Thinking Differently About Digital in Your Contact Center

FROM THE SEPTEMBER 2020 ISSUE

Contact centers often see ebbs and flows. Customer preferences change, new tools emerge, and leaders are left with the challenge of dialing up or down specific channels to accommodate evolving customer behavior. For example, at the beginning of 2020, our own research had overwhelmingly shown the importance of digital channels, particularly among younger demographics. Fast forward to April, with the coronavirus pandemic in full swing and millions locked down in quarantine, suddenly phone had a massive resurgence: Verizon reported handling over 800 million daily calls week over week, compared to its 2019 single daily high of 400 million.

The spike in traditional channel usage comes as contact centers are responding to significant increases in traffic across the board due to COVID-19. A study of contact center leaders found that 92% of respondents experienced an increased volume of interactions of all types, and that 62% specifically saw greater digital interactions since the pandemic began. Considering the uncertain economic outlook and the always-rising bar of customer expectations, for contact centers, the pressure is on.

Customer experience leaders need every avenue available to delight core audiences and further grow the business. While customer behaviors are particularly fluid right now, seamlessly blending traditional voice and chat channels with social and digital messaging options provides a buffer against rising operating costs now, while fostering customer loyalty in the long-term. If your contact center doesn’t have a digital-first strategy, or put one on hold as a result of the coronavirus, here’s why you should reconsider:

Digital Channels Increase Efficiency

Contact centers, as a key influencer of customer retention and brand reputation, can be critical drivers of business growth. For example, when agents have the tools and infrastructure they need, they can better support customers, leading to higher sustained revenue. Even a contact center with only 50 agents could be fielding thousands of customer inquiries a day.

Without the right support for the channels customers are gravitating toward, wait queues can skyrocket and issues can go unanswered. This can have a cascading effect on the business, as 81% of customers say they will switch to a competitor after a single poor experience. Digital fluency among agents is a powerful way to mitigate this, offering a lifeline to swiftly resolving multiple issues in real-time. In fact, a properly trained agent can effortlessly juggle up to four interactions at the same time, exponentially increasing volume efficiency. That creates the “feel” of a large support network, despite the actual limited resources. Chat, text and social media enable contact centers of all sizes to maintain consistent, exceptional outcomes for customers.

Digital Reduces Customer Effort

During periods of normalcy, reducing friction is a core aspect of any customer experience strategy. Now, with individual tension and stress higher than ever, it becomes all the more critical in fostering and retaining customer loyalty. Having to contact the company repeatedly, repeat information or start from scratch when switching channels can be a death knell for a customer relationship.

Digital plays an important role in streamlining and optimizing customer experiences, particularly among those on the lower end of the complexity spectrum. Chatbots, for example, can automate up to 50% of customer interactions across chat and messaging, quickly and effortlessly delivering the right information without any hassle. Furthermore, a cohesive digital-first omnichannel ecosystem allows for the simple transfer of data and context as customers move along the CX journey. Contact centers need to eliminate headaches, and this is an important step in achieving that.

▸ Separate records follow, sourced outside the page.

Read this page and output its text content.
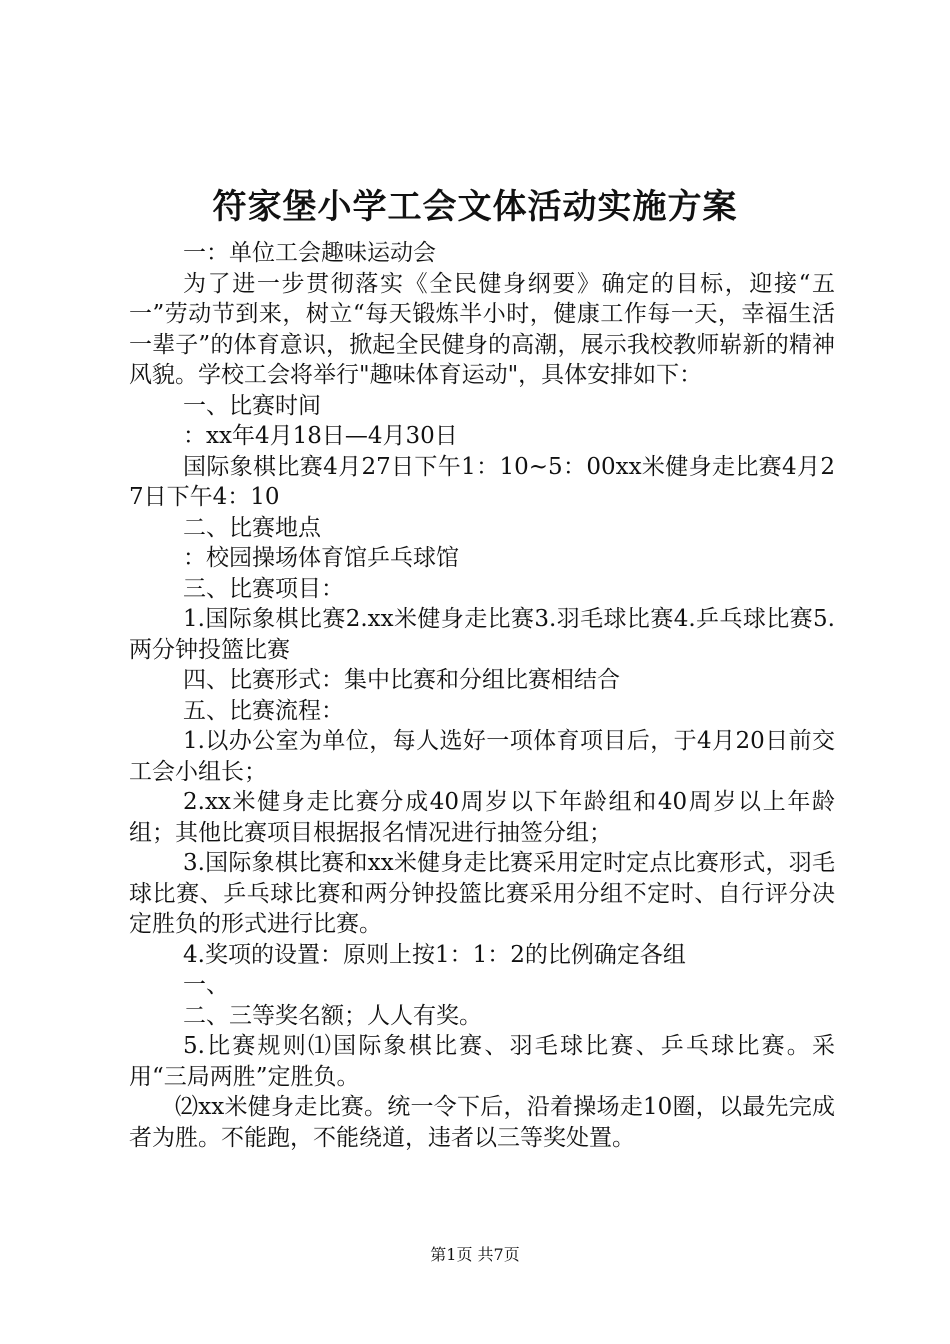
符家堡小学工会文体活动实施方案

一：单位工会趣味运动会

为了进一步贯彻落实《全民健身纲要》确定的目标，迎接“五一”劳动节到来，树立“每天锻炼半小时，健康工作每一天，幸福生活一辈子”的体育意识，掀起全民健身的高潮，展示我校教师崭新的精神风貌。学校工会将举行"趣味体育运动"，具体安排如下：

一、比赛时间

：xx年4月18日—4月30日

国际象棋比赛4月27日下午1：10~5：00xx米健身走比赛4月27日下午4：10

二、比赛地点

：校园操场体育馆乒乓球馆

三、比赛项目：

1.国际象棋比赛2.xx米健身走比赛3.羽毛球比赛4.乒乓球比赛5.两分钟投篮比赛

四、比赛形式：集中比赛和分组比赛相结合

五、比赛流程：

1.以办公室为单位，每人选好一项体育项目后，于4月20日前交工会小组长；

2.xx米健身走比赛分成40周岁以下年龄组和40周岁以上年龄组；其他比赛项目根据报名情况进行抽签分组；

3.国际象棋比赛和xx米健身走比赛采用定时定点比赛形式，羽毛球比赛、乒乓球比赛和两分钟投篮比赛采用分组不定时、自行评分决定胜负的形式进行比赛。

4.奖项的设置：原则上按1：1：2的比例确定各组

一、

二、三等奖名额；人人有奖。

5.比赛规则⑴国际象棋比赛、羽毛球比赛、乒乓球比赛。采用“三局两胜”定胜负。

⑵xx米健身走比赛。统一令下后，沿着操场走10圈，以最先完成者为胜。不能跑，不能绕道，违者以三等奖处置。

第1页 共7页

Digital Fosters New Skill Sets

One of the highest contributors to agent attrition is a lack of career growth. Agents often want to know there’s a clear upward trajectory within the contact center. Digital channels provide a new, critical skill set to agents who want to advance in their careers and become invaluable assets within the contact center. These digital-first agents can effortlessly move between channels, just as customers do. Higher agent engagement means higher customer engagement, and ultimately, greater customer loyalty.

Getting this right, however, requires more than just the hard skills of channel management and optimization. Agents need to be able to match this know-how with developed human communication skills like empathy and compassion. How can their own individual personality shine through these digital communication tools and create a real, lasting connection with a customer? For example, emojis can go a long way in establishing a positive tone based on a shared digital fluency. The hard and soft skills together are a potent combination.

Digital-First Is the Inevitable Future

Behavioral trends will continue to evolve, but the fundamental need for a wide berth of channels within the contact center is static. Digital-first contact centers are inherently customer-centric, integrating the preferences of their core audience as they evolve in real-time. Customers and agents are digital communicators, so the contact center must be the best facilitator it can be.